Insertion sort is a simple sorting algorithm that builds the final sorted array one item at a time. It works by repeatedly taking an element from the unsorted part of the array and inserting it into its correct position within the sorted part of the array.

Here's the step-by-step explanation of how insertion sort works:

1. Start with the first element as the sorted portion (considering a single element as sorted array).
2. Iterate through the unsorted portion of the array, comparing each element with the elements in the sorted portion.
3. Move elements in the sorted portion that are greater than the current element to the right, creating space for the current element.
4. Insert the current element into the correct position in the sorted portion.
5. Repeat steps 2-4 until the entire array is sorted.

Code

#include <iostream>
void insertionSort(int arr[], int n) {
    for (int i = 1; i < n; i++) {
        int key = arr[i];
        int j = i - 1;
        // Move elements of arr[0..i-1] that are greater than key
        // to one position ahead of their current position
        while (j >= 0 && arr[j] > key) {
            arr[j + 1] = arr[j];
            j--;
        }
        arr[j + 1] = key;
    }
}
int main() {
    int arr[] = {12, 11, 13, 5, 6};
    int n = sizeof(arr) / sizeof(arr[0]);
    insertionSort(arr, n);
    std::cout << "Sorted array: ";
    for (int i = 0; i < n; i++) {
        std::cout << arr[i] << " ";
    }
    std::cout << std::endl;
    return 0;
}

Complexity

Worst-case time complexity (O(n^2))

The worst-case scenario occurs when the input array is in reverse order, meaning that each element must be compared and moved to its correct position within the sorted portion. In this case, the number of comparisons and swaps is approximately (n^2)/2, leading to a quadratic time complexity.
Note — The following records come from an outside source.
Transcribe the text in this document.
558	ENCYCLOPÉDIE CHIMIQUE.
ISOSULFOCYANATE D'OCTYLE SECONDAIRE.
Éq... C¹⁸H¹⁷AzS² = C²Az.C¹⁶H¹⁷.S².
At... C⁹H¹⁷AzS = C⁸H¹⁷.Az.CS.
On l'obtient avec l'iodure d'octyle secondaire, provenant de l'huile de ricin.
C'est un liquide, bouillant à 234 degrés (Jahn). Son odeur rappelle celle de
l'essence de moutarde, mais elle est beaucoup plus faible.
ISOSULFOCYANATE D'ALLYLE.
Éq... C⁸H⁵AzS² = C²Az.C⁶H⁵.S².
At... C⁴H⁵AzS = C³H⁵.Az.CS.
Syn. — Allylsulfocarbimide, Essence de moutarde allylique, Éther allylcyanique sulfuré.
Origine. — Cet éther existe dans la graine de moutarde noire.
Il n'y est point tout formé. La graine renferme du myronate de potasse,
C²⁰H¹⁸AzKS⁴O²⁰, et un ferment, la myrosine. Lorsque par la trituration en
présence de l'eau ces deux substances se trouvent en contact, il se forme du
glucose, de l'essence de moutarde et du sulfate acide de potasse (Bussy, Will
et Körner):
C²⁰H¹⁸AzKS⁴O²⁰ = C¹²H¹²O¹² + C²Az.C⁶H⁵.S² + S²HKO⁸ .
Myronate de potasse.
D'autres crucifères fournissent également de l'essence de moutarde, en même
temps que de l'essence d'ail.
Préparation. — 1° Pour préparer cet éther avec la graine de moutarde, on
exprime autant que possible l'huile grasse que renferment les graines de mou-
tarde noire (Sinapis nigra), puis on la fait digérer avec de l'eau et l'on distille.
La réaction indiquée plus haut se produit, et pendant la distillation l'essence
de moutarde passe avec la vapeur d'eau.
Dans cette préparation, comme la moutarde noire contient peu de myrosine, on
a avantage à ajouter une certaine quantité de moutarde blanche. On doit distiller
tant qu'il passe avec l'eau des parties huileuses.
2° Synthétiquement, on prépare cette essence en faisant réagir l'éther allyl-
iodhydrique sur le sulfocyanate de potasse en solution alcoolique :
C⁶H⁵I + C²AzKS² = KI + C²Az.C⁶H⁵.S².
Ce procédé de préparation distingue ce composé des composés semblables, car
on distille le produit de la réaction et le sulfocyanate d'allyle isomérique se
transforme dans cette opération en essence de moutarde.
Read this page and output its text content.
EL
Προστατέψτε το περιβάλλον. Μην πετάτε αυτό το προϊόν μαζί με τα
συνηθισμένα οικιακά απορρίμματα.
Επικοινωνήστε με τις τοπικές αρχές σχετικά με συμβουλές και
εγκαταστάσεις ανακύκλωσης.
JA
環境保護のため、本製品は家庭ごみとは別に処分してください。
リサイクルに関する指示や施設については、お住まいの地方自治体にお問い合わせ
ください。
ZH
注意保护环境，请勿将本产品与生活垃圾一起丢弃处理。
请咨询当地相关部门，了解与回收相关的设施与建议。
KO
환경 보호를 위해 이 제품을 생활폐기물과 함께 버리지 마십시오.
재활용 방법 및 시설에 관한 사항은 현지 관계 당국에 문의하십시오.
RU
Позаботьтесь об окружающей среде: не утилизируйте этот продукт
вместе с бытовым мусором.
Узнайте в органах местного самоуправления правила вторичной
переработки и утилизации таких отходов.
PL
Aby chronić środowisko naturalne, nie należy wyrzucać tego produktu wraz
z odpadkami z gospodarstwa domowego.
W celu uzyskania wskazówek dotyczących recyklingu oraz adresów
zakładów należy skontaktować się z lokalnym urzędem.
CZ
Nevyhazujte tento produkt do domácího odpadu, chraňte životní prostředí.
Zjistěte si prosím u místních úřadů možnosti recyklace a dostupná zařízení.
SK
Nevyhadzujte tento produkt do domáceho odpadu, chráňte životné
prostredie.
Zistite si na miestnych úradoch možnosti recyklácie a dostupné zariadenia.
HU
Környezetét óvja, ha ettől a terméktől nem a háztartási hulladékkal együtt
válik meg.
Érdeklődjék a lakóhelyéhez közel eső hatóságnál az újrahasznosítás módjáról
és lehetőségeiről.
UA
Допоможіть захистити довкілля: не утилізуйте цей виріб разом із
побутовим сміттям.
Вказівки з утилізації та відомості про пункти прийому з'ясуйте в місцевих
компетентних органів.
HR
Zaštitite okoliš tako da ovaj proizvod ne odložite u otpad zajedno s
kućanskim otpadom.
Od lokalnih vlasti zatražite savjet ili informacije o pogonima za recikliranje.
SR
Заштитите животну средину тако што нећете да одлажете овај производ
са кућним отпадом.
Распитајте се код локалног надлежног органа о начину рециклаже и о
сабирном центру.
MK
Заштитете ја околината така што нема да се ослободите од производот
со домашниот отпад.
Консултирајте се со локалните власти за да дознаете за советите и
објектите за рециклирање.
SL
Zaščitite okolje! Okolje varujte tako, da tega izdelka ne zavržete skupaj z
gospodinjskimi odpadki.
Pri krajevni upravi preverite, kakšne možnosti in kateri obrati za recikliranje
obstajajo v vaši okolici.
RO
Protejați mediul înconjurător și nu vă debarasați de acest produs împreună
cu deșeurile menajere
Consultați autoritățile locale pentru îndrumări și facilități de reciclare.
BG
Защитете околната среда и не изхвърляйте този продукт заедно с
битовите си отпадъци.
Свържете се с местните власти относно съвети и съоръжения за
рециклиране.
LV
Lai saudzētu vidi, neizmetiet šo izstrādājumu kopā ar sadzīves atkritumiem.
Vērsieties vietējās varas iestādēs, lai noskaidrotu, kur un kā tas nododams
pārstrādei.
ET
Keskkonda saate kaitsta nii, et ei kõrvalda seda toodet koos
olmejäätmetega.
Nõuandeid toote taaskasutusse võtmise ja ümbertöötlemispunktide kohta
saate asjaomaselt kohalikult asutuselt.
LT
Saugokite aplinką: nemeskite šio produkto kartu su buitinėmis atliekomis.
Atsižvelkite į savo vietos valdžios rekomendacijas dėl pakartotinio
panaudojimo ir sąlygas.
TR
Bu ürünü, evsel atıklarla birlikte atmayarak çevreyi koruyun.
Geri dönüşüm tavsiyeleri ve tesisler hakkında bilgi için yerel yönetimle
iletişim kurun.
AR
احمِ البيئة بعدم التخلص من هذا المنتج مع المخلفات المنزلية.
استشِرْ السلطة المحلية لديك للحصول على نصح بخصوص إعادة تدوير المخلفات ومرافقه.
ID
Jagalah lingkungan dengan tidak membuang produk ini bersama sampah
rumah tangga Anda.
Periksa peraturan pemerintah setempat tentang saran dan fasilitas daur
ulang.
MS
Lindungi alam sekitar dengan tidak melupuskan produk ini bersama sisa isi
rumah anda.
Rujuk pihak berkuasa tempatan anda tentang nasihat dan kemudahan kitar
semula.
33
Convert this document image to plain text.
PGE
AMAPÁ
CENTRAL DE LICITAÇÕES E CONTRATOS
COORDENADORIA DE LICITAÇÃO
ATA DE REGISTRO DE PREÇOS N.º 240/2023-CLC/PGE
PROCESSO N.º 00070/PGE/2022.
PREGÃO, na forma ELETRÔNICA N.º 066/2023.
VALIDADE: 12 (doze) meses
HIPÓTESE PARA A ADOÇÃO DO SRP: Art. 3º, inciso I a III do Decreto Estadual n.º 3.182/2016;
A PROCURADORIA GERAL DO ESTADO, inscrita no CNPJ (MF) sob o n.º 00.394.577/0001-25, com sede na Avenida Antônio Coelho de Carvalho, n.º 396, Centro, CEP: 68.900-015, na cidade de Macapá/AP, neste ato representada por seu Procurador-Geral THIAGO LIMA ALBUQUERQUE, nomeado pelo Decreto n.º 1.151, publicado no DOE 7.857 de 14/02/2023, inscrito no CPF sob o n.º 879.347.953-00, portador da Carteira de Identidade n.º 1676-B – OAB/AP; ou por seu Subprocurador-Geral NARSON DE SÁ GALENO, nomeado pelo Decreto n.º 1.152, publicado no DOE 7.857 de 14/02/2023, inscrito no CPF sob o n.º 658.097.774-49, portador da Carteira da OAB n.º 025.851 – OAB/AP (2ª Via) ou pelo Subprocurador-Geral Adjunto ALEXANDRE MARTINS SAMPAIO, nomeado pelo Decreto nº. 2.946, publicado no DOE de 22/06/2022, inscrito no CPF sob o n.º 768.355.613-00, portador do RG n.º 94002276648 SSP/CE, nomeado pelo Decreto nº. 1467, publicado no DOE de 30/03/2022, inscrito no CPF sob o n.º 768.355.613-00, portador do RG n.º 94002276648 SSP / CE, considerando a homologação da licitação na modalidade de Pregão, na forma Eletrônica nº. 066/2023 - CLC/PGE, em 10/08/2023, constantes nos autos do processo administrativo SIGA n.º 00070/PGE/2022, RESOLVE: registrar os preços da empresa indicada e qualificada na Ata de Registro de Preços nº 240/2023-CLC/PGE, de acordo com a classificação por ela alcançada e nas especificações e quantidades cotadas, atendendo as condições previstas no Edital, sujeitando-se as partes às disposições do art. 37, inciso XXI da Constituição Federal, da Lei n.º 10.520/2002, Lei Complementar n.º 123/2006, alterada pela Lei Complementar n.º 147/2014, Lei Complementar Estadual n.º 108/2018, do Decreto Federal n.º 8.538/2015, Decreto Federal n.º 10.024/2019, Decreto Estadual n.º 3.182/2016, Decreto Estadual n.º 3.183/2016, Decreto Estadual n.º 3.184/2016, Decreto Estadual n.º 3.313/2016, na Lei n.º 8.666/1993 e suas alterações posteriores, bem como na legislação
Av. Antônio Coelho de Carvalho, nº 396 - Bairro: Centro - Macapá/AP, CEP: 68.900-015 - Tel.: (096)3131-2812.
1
Average-case time complexity (O(n^2))

The average-case time complexity is also O(n^2). This is because insertion sort's performance is heavily influenced by the initial order of the elements. On average, it will require about (n^2)/4 comparisons and swaps.

Best-case time complexity (O(n))

The best-case scenario occurs when the input array is already sorted. In this case, no elements need to be moved, but each element still needs to be compared with the previous elements in the sorted portion to confirm its position. This results in a linear time complexity of O(n).

Space Complexity

The auxiliary space complexity of Insertion sort is O(1).